In "groundbreaking discovery," Webb telescope spots record number of stars in distant galaxy
NASA's powerful Webb Telescope has spotted more than 40 ancient stars in a distant galaxy, researchers said in a new study.
The study, published Monday in Nature, said the researchers used a technique called gravitational lensing to identify the stars. The phenomenon occurs when light bends around a large celestial body, making objects in space seem closer than they appear.
Because of this, the scientists behind the study were able to get a look at 44 stars in the "Dragon Arc," a part of the Abell 370 galaxy cluster. The arc is about 6.5 billion light-years away from Earth.
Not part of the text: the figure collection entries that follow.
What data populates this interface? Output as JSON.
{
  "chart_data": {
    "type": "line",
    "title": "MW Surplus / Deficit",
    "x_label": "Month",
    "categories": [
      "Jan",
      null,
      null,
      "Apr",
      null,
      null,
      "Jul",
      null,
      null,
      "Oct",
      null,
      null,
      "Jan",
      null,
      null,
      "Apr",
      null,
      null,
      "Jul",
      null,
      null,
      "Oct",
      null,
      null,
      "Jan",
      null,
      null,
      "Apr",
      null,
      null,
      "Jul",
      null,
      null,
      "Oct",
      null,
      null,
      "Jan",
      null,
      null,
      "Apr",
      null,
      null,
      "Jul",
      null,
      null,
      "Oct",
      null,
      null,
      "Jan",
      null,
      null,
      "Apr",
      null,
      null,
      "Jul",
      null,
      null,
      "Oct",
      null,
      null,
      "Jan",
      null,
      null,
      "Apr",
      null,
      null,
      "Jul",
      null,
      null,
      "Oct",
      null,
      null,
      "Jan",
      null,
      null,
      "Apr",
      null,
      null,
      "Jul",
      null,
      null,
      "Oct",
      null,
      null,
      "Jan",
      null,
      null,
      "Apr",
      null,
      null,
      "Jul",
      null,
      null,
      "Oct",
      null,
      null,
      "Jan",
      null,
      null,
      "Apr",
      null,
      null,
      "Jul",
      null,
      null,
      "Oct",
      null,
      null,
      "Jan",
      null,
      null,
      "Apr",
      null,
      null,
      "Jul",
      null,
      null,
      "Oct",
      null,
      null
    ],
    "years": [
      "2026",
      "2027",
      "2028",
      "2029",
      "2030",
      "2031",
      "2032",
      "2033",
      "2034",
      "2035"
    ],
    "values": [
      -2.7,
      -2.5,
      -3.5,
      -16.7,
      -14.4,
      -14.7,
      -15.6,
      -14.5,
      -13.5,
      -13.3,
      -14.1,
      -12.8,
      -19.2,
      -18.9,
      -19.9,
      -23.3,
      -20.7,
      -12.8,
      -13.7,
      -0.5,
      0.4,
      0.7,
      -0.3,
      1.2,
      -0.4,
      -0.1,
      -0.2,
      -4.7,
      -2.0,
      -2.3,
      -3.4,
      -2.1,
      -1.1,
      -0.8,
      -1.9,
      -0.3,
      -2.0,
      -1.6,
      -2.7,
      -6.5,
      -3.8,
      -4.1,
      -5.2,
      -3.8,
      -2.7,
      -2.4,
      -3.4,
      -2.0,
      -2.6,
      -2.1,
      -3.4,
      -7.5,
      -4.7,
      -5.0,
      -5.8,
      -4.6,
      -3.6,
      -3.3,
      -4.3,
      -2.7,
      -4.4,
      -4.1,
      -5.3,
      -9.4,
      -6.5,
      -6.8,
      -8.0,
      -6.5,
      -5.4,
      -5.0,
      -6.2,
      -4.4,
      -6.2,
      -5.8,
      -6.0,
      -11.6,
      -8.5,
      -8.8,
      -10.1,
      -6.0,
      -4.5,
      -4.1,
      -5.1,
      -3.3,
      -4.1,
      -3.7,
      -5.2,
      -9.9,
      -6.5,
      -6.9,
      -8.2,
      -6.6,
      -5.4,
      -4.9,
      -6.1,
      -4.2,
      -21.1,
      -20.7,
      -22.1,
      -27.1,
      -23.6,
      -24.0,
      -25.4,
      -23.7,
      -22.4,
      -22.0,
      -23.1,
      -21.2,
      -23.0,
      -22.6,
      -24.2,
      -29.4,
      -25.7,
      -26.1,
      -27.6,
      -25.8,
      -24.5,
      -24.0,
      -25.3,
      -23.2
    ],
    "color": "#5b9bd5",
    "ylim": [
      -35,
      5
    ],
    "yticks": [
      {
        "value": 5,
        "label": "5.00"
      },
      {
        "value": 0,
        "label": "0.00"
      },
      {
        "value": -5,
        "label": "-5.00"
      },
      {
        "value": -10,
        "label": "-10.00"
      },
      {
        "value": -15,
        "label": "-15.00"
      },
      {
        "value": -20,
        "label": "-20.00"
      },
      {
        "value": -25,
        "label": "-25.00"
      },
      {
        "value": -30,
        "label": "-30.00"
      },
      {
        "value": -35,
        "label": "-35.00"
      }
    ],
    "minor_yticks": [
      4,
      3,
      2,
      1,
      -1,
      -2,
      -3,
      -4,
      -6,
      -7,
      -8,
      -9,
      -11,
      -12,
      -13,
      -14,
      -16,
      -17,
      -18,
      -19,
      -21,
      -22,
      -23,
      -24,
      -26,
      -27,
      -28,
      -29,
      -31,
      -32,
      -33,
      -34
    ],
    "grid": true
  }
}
Without gravitational lensing, trying to identify individual stars so far away would be like trying to look at dust on the moon, the Harvard-Smithsonian Center for Astrophysics said in a statement.
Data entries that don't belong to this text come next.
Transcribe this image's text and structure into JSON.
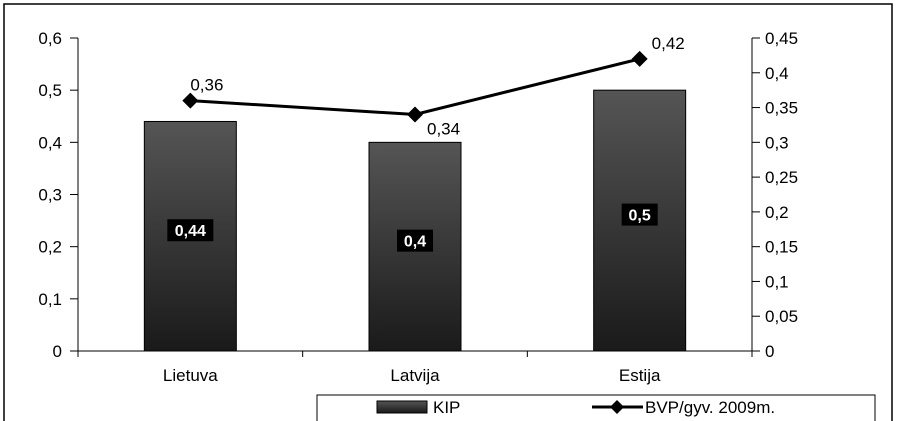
{
  "chart_data": {
    "type": "bar",
    "categories": [
      "Lietuva",
      "Latvija",
      "Estija"
    ],
    "series": [
      {
        "name": "KIP",
        "type": "bar",
        "axis": "left",
        "values": [
          0.44,
          0.4,
          0.5
        ],
        "labels": [
          "0,44",
          "0,4",
          "0,5"
        ]
      },
      {
        "name": "BVP/gyv. 2009m.",
        "type": "line",
        "axis": "right",
        "values": [
          0.36,
          0.34,
          0.42
        ],
        "labels": [
          "0,36",
          "0,34",
          "0,42"
        ]
      }
    ],
    "left_axis": {
      "ylim": [
        0,
        0.6
      ],
      "ticks": [
        "0",
        "0,1",
        "0,2",
        "0,3",
        "0,4",
        "0,5",
        "0,6"
      ]
    },
    "right_axis": {
      "ylim": [
        0,
        0.45
      ],
      "ticks": [
        "0",
        "0,05",
        "0,1",
        "0,15",
        "0,2",
        "0,25",
        "0,3",
        "0,35",
        "0,4",
        "0,45"
      ]
    },
    "legend_position": "bottom",
    "grid": false,
    "colors": {
      "bar": "#262626",
      "line": "#000000",
      "label_bg": "#000000",
      "label_text": "#ffffff"
    }
  }
}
Even with gravitational lensing acting as a magnifying glass, researchers can usually only spot one or a few stars at a time. Light bent around the galaxy cluster, the Center for Astrophysics said, and turned the Dragon Arc, which is normally spiral-shaped, into a "hall of mirrors of cosmic proportions." That allowed researchers to see dozens of stars at once.
"This groundbreaking discovery demonstrates, for the first time, that studying large numbers of individual stars in a distant galaxy is possible," study co-author Fengwu Sun said in the statement from the Center for Astrophysics. "While previous studies with the Hubble Space Telescope found around seven stars, we now have the capability to resolve stars that were previously outside of our capability."
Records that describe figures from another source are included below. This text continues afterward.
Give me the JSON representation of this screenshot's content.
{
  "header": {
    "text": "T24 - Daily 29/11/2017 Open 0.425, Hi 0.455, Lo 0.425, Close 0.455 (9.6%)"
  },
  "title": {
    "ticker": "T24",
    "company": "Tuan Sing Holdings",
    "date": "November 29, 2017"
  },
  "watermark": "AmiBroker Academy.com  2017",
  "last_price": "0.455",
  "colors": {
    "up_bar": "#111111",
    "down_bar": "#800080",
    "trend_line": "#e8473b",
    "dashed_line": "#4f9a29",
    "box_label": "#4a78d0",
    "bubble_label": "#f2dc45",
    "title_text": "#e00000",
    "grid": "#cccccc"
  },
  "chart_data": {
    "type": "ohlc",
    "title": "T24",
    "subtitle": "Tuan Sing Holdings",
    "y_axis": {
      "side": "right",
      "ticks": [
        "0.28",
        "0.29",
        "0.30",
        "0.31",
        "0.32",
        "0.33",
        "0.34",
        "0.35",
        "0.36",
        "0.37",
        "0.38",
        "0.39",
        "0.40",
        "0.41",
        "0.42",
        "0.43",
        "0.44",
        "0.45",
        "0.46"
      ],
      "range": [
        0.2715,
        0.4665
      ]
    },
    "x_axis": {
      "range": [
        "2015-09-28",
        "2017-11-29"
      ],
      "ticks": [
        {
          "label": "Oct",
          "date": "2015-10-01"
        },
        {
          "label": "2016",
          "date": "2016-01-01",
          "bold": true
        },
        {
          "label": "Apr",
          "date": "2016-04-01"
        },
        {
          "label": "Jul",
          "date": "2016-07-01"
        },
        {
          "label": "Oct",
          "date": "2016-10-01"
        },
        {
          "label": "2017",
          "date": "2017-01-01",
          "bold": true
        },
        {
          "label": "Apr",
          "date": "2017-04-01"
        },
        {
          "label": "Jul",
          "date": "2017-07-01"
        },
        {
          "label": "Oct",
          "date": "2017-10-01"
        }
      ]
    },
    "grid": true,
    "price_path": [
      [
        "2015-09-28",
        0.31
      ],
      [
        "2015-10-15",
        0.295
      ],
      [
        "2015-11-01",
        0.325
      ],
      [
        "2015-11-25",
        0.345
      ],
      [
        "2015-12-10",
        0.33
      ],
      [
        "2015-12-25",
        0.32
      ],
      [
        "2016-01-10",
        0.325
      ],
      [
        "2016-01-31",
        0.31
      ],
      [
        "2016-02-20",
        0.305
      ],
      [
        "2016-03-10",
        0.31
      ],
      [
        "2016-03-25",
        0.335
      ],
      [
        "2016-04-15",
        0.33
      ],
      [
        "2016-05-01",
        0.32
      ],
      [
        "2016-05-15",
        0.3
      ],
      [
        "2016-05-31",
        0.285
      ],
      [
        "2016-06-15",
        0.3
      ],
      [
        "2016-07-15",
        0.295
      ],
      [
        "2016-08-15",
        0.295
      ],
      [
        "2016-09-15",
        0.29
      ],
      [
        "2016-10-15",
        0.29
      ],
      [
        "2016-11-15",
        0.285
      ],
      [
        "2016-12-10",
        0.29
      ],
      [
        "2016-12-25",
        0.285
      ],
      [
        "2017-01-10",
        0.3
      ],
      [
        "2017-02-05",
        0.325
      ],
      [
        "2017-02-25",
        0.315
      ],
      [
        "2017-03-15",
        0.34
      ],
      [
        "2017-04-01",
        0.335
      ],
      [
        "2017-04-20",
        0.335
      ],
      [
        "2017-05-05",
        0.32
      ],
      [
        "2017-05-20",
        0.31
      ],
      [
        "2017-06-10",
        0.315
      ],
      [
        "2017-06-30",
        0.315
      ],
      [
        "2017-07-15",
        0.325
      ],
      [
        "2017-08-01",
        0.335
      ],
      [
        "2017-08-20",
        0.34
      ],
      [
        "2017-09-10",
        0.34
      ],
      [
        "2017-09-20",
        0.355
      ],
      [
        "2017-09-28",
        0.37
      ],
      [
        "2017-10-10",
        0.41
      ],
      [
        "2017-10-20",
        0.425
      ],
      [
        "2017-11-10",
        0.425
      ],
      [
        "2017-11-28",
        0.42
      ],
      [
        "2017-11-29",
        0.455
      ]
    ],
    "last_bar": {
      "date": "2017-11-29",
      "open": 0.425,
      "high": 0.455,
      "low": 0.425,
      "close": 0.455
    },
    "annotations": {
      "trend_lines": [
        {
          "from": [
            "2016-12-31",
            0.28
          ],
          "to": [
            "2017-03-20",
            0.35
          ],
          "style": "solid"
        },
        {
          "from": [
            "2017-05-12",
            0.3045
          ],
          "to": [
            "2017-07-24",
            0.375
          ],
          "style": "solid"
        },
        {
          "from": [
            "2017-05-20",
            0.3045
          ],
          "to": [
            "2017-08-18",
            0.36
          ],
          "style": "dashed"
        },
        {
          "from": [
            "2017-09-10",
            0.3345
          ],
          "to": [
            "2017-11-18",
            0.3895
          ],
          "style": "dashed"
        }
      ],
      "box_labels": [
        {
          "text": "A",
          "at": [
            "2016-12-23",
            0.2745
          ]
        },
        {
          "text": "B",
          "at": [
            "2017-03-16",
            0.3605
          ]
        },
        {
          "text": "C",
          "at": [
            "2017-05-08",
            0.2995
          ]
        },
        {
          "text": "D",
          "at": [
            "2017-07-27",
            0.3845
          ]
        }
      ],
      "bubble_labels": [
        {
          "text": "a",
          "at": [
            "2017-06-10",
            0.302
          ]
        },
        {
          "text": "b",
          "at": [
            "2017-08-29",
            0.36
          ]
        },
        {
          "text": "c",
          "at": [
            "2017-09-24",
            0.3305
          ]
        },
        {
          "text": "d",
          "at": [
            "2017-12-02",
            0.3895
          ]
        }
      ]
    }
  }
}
The stars themselves are also impressive. Many are red supergiants, like the star Betelgeuse in Earth's galaxy. The galaxy they were found in was formed when the universe was about half its current age, the study said. Further observations of the galaxy might allow for studies of these types of stars, the researchers noted, which would allow scientists to learn more about the stars themselves and the way the universe was formed.
"Importantly, observing more individual stars will also help us better understand dark matter in the lensing plane of these galaxies and stars, which we couldn't do with only the handful of individual stars observed previously," Sun said.